The Sautrāntika criticised the Sarvāstivādins on various matters such as ontology, philosophy of mind and perception. While the Sarvāstivādin Abhidharma described a complex system in which past, present, and future phenomena are all held to have some form of their own existence, the Sautrāntika subscribed to a doctrine of "extreme momentariness" that held that only the present moment existed. They seem to have regarded the Sarvāstivādin position as a violation of the basic Buddhist principle of impermanence. As explained by Jan Westerhoff, this doctrine of momentariness holds that each present moment "does not possess any temporal thickness; immediately after coming into existence each moment passes out of existence" and that therefore "all dharmas, whether mental or material, only last for an instant (kṣaṇa) and cease immediately after arising."

The Sarvāstivādin Abhidharma also broke down human experience in terms of a variety of underlying phenomena (a view similar to that held by the modern Theravādin Abhidhamma); the Sautrāntika believed that experience could not be differentiated in this manner.

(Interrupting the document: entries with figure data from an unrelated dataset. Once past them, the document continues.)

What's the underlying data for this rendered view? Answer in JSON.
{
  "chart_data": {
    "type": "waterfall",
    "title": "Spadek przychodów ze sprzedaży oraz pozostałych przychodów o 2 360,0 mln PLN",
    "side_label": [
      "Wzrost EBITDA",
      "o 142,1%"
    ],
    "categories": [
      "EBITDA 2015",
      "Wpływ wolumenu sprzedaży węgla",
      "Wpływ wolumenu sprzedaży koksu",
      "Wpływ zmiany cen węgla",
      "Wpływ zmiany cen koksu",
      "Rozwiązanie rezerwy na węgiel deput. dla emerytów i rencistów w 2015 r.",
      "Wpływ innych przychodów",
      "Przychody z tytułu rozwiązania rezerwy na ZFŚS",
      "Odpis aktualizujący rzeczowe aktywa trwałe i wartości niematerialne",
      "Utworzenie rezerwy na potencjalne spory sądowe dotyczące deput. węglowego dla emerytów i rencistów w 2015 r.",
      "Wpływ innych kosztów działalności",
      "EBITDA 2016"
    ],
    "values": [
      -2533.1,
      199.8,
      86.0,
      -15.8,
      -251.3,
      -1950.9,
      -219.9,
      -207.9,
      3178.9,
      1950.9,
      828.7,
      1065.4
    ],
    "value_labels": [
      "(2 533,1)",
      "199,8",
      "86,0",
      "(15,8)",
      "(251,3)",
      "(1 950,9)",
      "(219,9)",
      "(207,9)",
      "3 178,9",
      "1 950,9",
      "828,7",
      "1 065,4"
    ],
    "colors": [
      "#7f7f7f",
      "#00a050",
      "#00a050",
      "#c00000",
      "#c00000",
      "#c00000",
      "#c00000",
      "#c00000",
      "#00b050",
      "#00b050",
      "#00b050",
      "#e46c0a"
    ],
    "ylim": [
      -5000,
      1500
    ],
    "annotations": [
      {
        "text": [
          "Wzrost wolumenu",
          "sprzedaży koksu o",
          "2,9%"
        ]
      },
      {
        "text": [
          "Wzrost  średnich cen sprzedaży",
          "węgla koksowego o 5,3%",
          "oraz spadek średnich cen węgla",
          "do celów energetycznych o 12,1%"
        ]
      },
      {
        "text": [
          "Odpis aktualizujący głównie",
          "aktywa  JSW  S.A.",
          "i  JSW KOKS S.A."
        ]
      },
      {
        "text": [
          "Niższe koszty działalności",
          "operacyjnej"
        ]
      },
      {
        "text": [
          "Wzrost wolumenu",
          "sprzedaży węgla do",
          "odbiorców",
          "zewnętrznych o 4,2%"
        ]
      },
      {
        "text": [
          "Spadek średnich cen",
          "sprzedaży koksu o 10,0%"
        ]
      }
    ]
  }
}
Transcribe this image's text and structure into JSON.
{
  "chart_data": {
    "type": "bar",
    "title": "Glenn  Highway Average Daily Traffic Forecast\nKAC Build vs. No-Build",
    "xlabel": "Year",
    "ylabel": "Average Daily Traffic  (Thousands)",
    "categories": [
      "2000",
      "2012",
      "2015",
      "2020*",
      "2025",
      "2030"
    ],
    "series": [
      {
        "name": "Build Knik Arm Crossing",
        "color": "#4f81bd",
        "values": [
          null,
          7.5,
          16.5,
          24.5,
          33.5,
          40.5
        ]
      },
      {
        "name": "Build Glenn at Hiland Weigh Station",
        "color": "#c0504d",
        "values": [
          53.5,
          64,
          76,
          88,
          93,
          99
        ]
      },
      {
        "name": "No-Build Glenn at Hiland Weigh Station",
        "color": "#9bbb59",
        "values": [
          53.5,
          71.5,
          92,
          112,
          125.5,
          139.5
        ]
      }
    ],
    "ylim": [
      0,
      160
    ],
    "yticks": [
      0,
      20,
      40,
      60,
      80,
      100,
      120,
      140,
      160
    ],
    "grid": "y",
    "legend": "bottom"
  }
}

Sautrantika doctrines expounded by elder Śrīlāta and critiqued in turn by Saṃghabhadra's Nyayanusara include:

- The theory of anudhatu (or *purvanudhatu, "subsidiary element"), which is also associated with the theory of seeds (bīja) espoused by Vasubandhu. This theory was used to explain karma and rebirth.
- The doctrine that ćaitasikas (mental factors) are but modes of ćitta (mind) and are not separate elemental dharmas which come together in "association" (samprayoga) as the Vaibhāṣika believed. This view is also expoused at length in Harivarman's Tattvasiddhi.
- The doctrine that the sense-elements (dhatu) alone are real existents, not the aggregates (skandha) or sense spheres (āyatana).
- An interpretation of perception (pratyaksha) which differed from the direct realism of the Vaibhāṣika, and instead posited a form of indirect representationalism.

According to Vasubandhu, the Sautrāntika also held the view that there may be many Buddhas simultaneously, otherwise known as the doctrine of contemporaneous Buddhas.